Bunburra Rockhole

Collection Highlights | Updated 2 years ago

A mass from the Bunburra Rockhole meteorite as it was located
174 gram mass of the Bunburra Rockhole meteorite as found
Image copyright of WA Museum

Of the more than 50,000 meteorites in collections around the world the vast majority are chance finds, only about 1100 were actually observed to fall and quickly recovered. Of these 1100, the phenomena associated with the fall of only 12 have been photographed enabling the orbits of the objects that gave rise to the meteorites landing on Earth to be determined.

Since 2006 an Autonomous All-Sky Desert Fireball Camera Network (DFN) has been established in the Nullarbor of Western Australia. Today, four satellite-monitored cameras designed to operate in extreme conditions have been developed and deployed in the Nullarbor. Orbits are calculated from the fireballs, and meteorite fall positions are determined for later recovery.

On 20 July 2007, two cameras of the Nullarbor Desert Fireball Network (DFN) detected the fall of a meteorite. At 19hrs 13mins 53.2 secs (±0.1 sec) Universal Time, a fireball was recorded low on the horizon east of the network area.

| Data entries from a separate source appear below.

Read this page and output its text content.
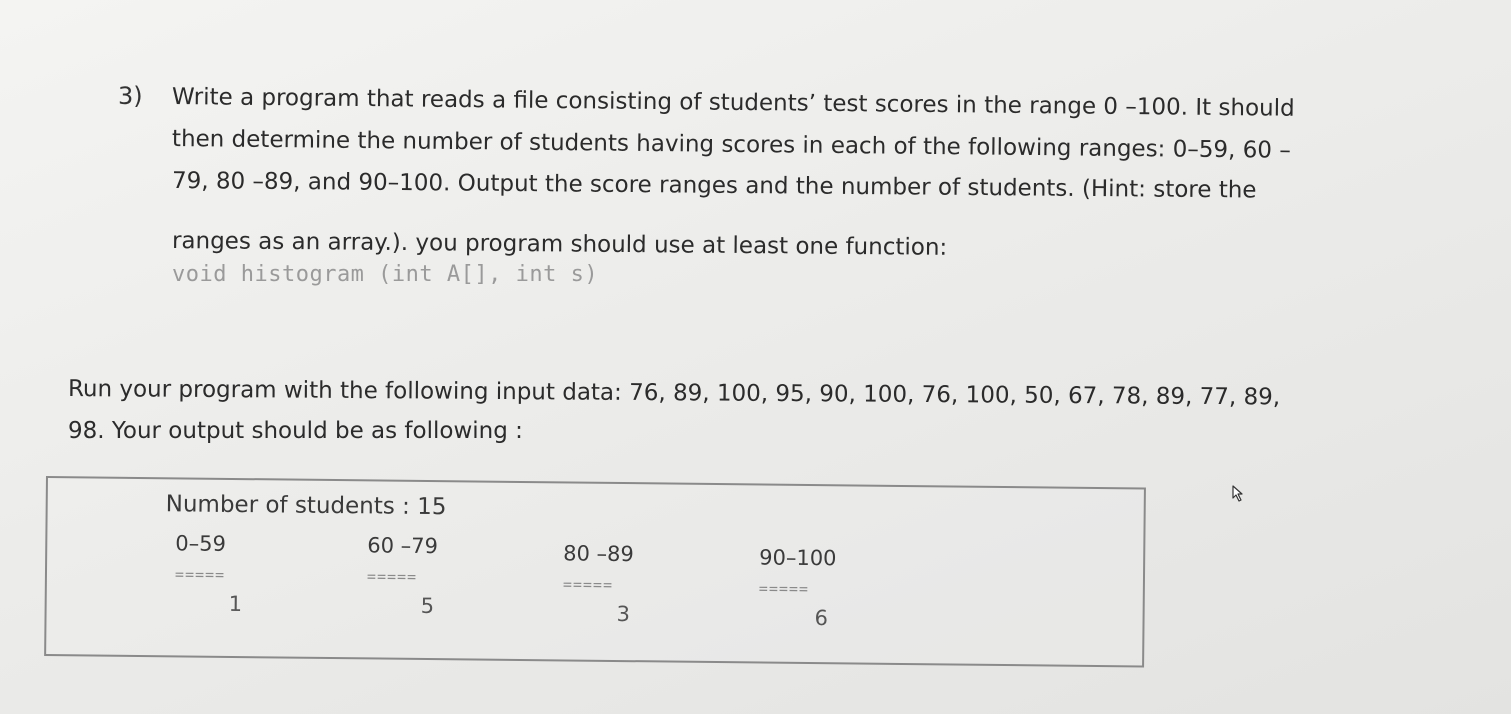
3) Write a program that reads a file consisting of students’ test scores in the range 0 –100. It should
then determine the number of students having scores in each of the following ranges: 0–59, 60 –
79, 80 –89, and 90–100. Output the score ranges and the number of students. (Hint: store the
ranges as an array.). you program should use at least one function:
void histogram (int A[], int s)
Run your program with the following input data: 76, 89, 100, 95, 90, 100, 76, 100, 50, 67, 78, 89, 77, 89,
98. Your output should be as following :
Number of students : 15
0–59
=====
1
60 –79
=====
5
80 –89
=====
3
90–100
=====
6
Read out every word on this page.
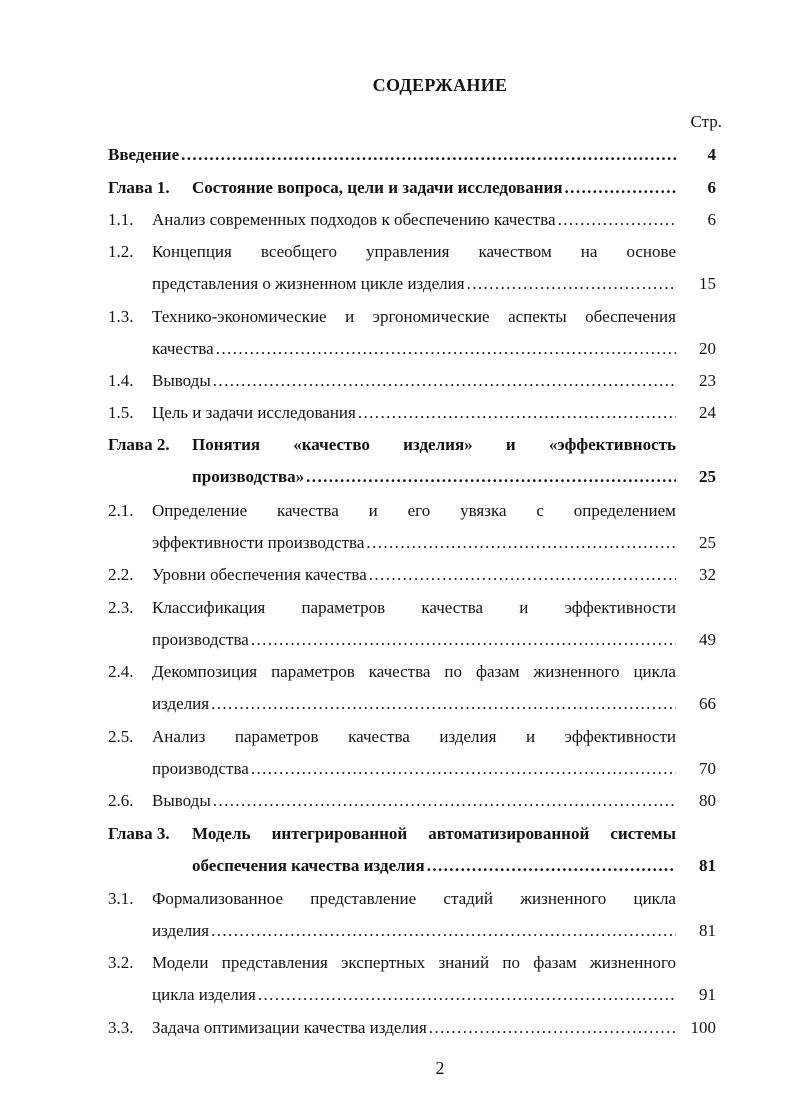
СОДЕРЖАНИЕ
Стр.
Введение .....	4
Глава 1. Состояние вопроса, цели и задачи исследования .....	6
1.1. Анализ современных подходов к обеспечению качества .....	6
1.2. Концепция всеобщего управления качеством на основе
представления о жизненном цикле изделия .....	15
1.3. Технико-экономические и эргономические аспекты обеспечения
качества .....	20
1.4. Выводы .....	23
1.5. Цель и задачи исследования .....	24
Глава 2. Понятия «качество изделия» и «эффективность
производства» .....	25
2.1. Определение качества и его увязка с определением
эффективности производства .....	25
2.2. Уровни обеспечения качества .....	32
2.3. Классификация параметров качества и эффективности
производства .....	49
2.4. Декомпозиция параметров качества по фазам жизненного цикла
изделия .....	66
2.5. Анализ параметров качества изделия и эффективности
производства .....	70
2.6. Выводы .....	80
Глава 3. Модель интегрированной автоматизированной системы
обеспечения качества изделия .....	81
3.1. Формализованное представление стадий жизненного цикла
изделия .....	81
3.2. Модели представления экспертных знаний по фазам жизненного
цикла изделия .....	91
3.3. Задача оптимизации качества изделия .....	100
2
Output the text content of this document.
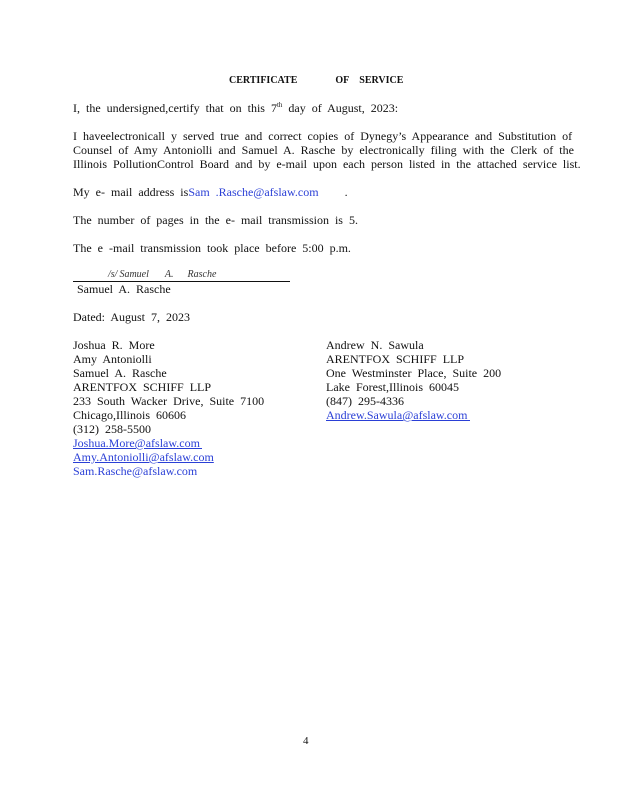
CERTIFICATE	OF SERVICE
I, the undersigned,certify that on this 7th day of August, 2023:
I haveelectronicall y served true and correct copies of Dynegy’s Appearance and Substitution of
Counsel of Amy Antoniolli and Samuel A. Rasche by electronically filing with the Clerk of the
Illinois PollutionControl Board and by e-mail upon each person listed in the attached service list.
My e- mail address isSam .Rasche@afslaw.com .
The number of pages in the e- mail transmission is 5.
The e -mail transmission took place before 5:00 p.m.
/s/ Samuel A. Rasche
Samuel A. Rasche
Dated: August 7, 2023
Joshua R. More
Amy Antoniolli
Samuel A. Rasche
ARENTFOX SCHIFF LLP
233 South Wacker Drive, Suite 7100
Chicago,Illinois 60606
(312) 258-5500
Joshua.More@afslaw.com
Amy.Antoniolli@afslaw.com
Sam.Rasche@afslaw.com
Andrew N. Sawula
ARENTFOX SCHIFF LLP
One Westminster Place, Suite 200
Lake Forest,Illinois 60045
(847) 295-4336
Andrew.Sawula@afslaw.com
4
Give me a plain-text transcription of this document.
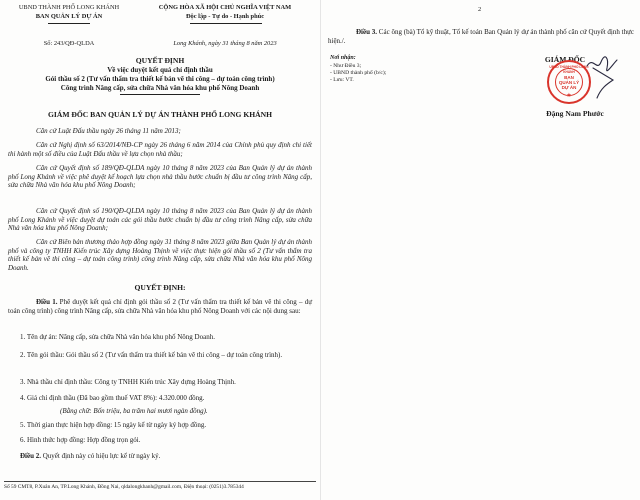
UBND THÀNH PHỐ LONG KHÁNH
BAN QUẢN LÝ DỰ ÁN
Số: 243/QĐ-QLDA
CỘNG HÒA XÃ HỘI CHỦ NGHĨA VIỆT NAM
Độc lập - Tự do - Hạnh phúc
Long Khánh, ngày 31 tháng 8 năm 2023
QUYẾT ĐỊNH
Về việc duyệt kết quả chỉ định thầu
Gói thầu số 2 (Tư vấn thẩm tra thiết kế bản vẽ thi công – dự toán công trình)
Công trình Nâng cấp, sửa chữa Nhà văn hóa khu phố Nông Doanh
GIÁM ĐỐC BAN QUẢN LÝ DỰ ÁN THÀNH PHỐ LONG KHÁNH
Căn cứ Luật Đấu thầu ngày 26 tháng 11 năm 2013;
Căn cứ Nghị định số 63/2014/NĐ-CP ngày 26 tháng 6 năm 2014 của Chính phủ quy định chi tiết thi hành một số điều của Luật Đấu thầu về lựa chọn nhà thầu;
Căn cứ Quyết định số 189/QĐ-QLDA ngày 10 tháng 8 năm 2023 của Ban Quản lý dự án thành phố Long Khánh về việc phê duyệt kế hoạch lựa chọn nhà thầu bước chuẩn bị đầu tư công trình Nâng cấp, sửa chữa Nhà văn hóa khu phố Nông Doanh;
Căn cứ Quyết định số 190/QĐ-QLDA ngày 10 tháng 8 năm 2023 của Ban Quản lý dự án thành phố Long Khánh về việc duyệt dự toán các gói thầu bước chuẩn bị đầu tư công trình Nâng cấp, sửa chữa Nhà văn hóa khu phố Nông Doanh;
Căn cứ Biên bản thương thảo hợp đồng ngày 31 tháng 8 năm 2023 giữa Ban Quản lý dự án thành phố và công ty TNHH Kiến trúc Xây dựng Hoàng Thịnh về việc thực hiện gói thầu số 2 (Tư vấn thẩm tra thiết kế bản vẽ thi công – dự toán công trình) công trình Nâng cấp, sửa chữa Nhà văn hóa khu phố Nông Doanh.
QUYẾT ĐỊNH:
Điều 1. Phê duyệt kết quả chỉ định gói thầu số 2 (Tư vấn thẩm tra thiết kế bản vẽ thi công – dự toán công trình) công trình Nâng cấp, sửa chữa Nhà văn hóa khu phố Nông Doanh với các nội dung sau:
1. Tên dự án: Nâng cấp, sửa chữa Nhà văn hóa khu phố Nông Doanh.
2. Tên gói thầu: Gói thầu số 2 (Tư vấn thẩm tra thiết kế bản vẽ thi công – dự toán công trình).
3. Nhà thầu chỉ định thầu: Công ty TNHH Kiến trúc Xây dựng Hoàng Thịnh.
4. Giá chỉ định thầu (Đã bao gồm thuế VAT 8%): 4.320.000 đồng.
(Bằng chữ: Bốn triệu, ba trăm hai mươi ngàn đồng).
5. Thời gian thực hiện hợp đồng: 15 ngày kể từ ngày ký hợp đồng.
6. Hình thức hợp đồng: Hợp đồng trọn gói.
Điều 2. Quyết định này có hiệu lực kể từ ngày ký.
Số 59 CMT8, P.Xuân An, TP.Long Khánh, Đồng Nai, qldalongkhanh@gmail.com, Điện thoại: (0251)3.785344
2
Điều 3. Các ông (bà) Tổ kỹ thuật, Tổ kế toán Ban Quản lý dự án thành phố căn cứ Quyết định thực hiện./.
Nơi nhận:
- Như Điều 3;
- UBND thành phố (b/c);
- Lưu: VT.
GIÁM ĐỐC
UBND THÀNH PHỐ LONG KHÁNH
BAN
QUẢN LÝ
DỰ ÁN
★
Đặng Nam Phước
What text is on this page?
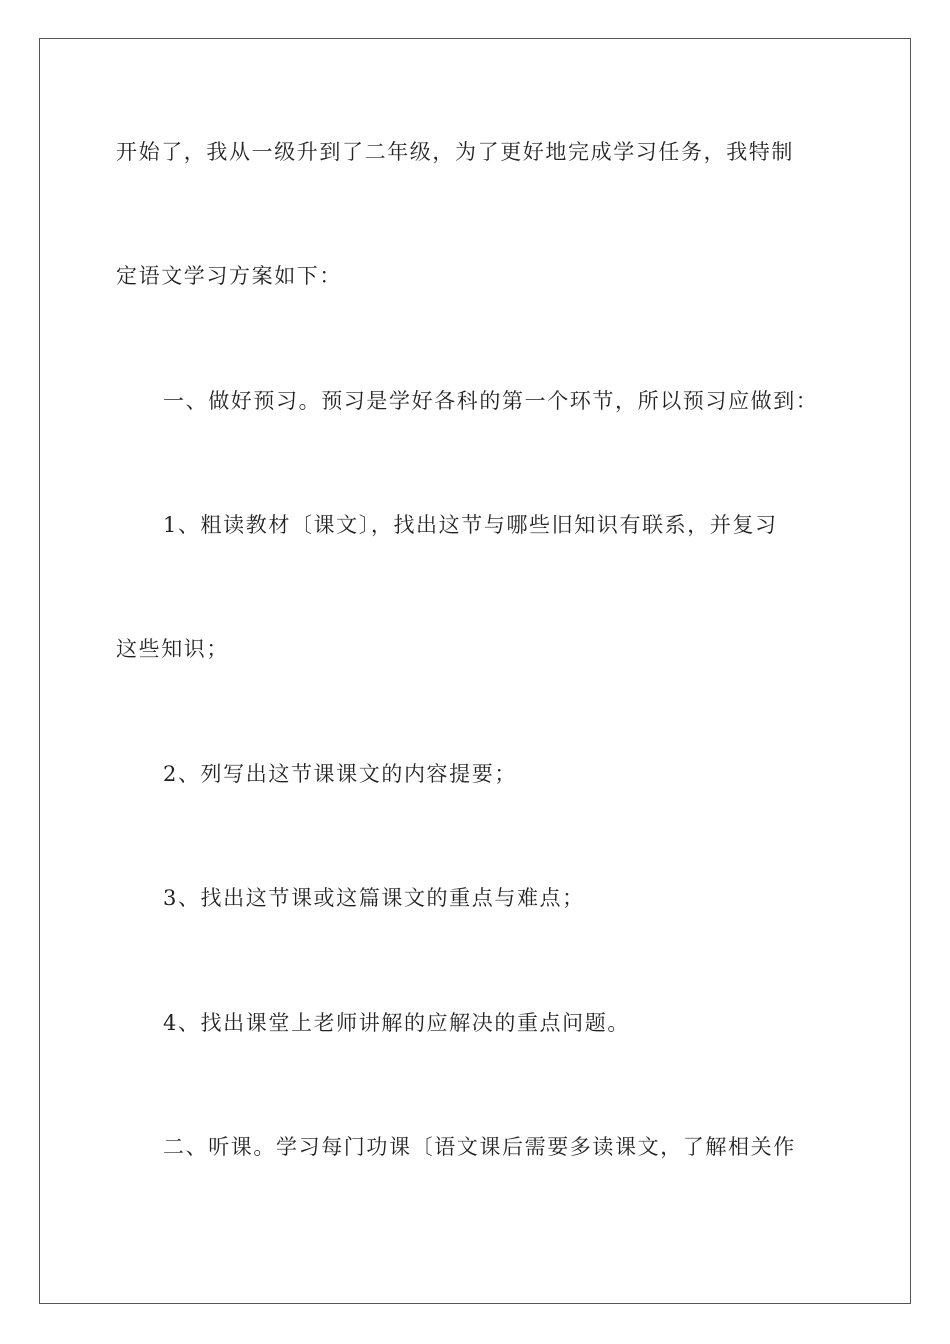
开始了，我从一级升到了二年级，为了更好地完成学习任务，我特制
定语文学习方案如下：
一、做好预习。预习是学好各科的第一个环节，所以预习应做到：
1、粗读教材〔课文〕，找出这节与哪些旧知识有联系，并复习
这些知识；
2、列写出这节课课文的内容提要；
3、找出这节课或这篇课文的重点与难点；
4、找出课堂上老师讲解的应解决的重点问题。
二、听课。学习每门功课〔语文课后需要多读课文，了解相关作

The successful recovery of this meteorite now named Bunburra Rockhole (three specimens) represents a number of scientific firsts. While it is the fifth predicted meteorite fall in history, it is the first based solely on data from dedicated instruments. It is the first known meteorite from an Aten-type orbit (near-Earth), the first eucrite basaltic achondrite with a known orbit, and the first instrumentally observed meteorite fall in the southern hemisphere. Moreover, it is the first documented meteorite fall from a relatively small meteoroid, that produced a small fireball with a terminal height of 30 km.

The DFN project in the remote and sometimes climatically hostile Nullarbor is now set to be a major contributor to Solar System research.